But anthropomorphism is a tool like any other—used to better and worse ends, in humanity’s endless pursuit to understand a complicated world. Figuring out when and how to apply such a tool is more urgent than ever, as the mass extinction snuffs out nonhuman intelligence, and new artificial systems come on line every day. How we interact with these entities, both animal and artificial, is fast becoming one of the defining challenges of this century. 

At its most basic, anthropomorphism is a form of metaphorical thinking that enables us to draw comparisons between ourselves and the world around us. It can also be understood as one of countless byproducts of what neuroscientists called theory of mind—the ability to distinguish one’s mind from the minds of others, and then infer what those others are thinking or feeling. 
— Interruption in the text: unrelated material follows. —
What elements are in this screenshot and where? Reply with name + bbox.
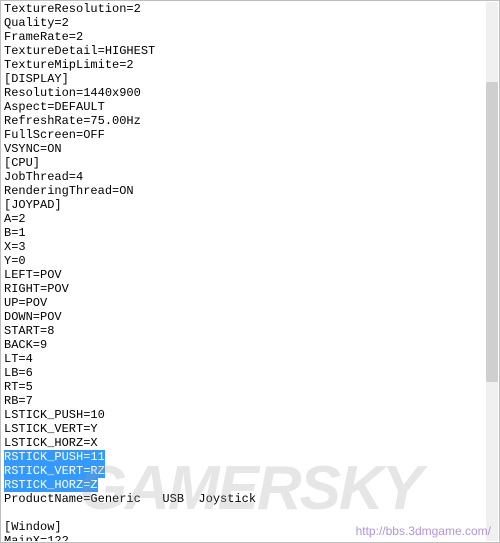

Theory of mind is an important precept in all kinds of human social interaction, from empathy to deception. Even so, it remains an imperfect instrument. “The easiest access we have is to ourselves,” says Heather Roff, a researcher focused on the ethics of emerging technology. “I have a theory of mind because I know me, and you are sufficiently like me.” But an n of 1 is a fragile thing, and anyone can find themselves stumped by an individual they deem “unreadable” or by the “shock” of a culture very different from their own. 

Despite these challenges, humans appear to be driven to see others as minded (or, put another way, to perceive persons). We seem to reflexively believe that other entities have their own thoughts and emotions. At the same time, many people internalize beliefs that contradict the capacity for identifying personhood and routinely deny the mindedness of children, women, people of color, people with mental illness or developmental disability, and nonhuman animals.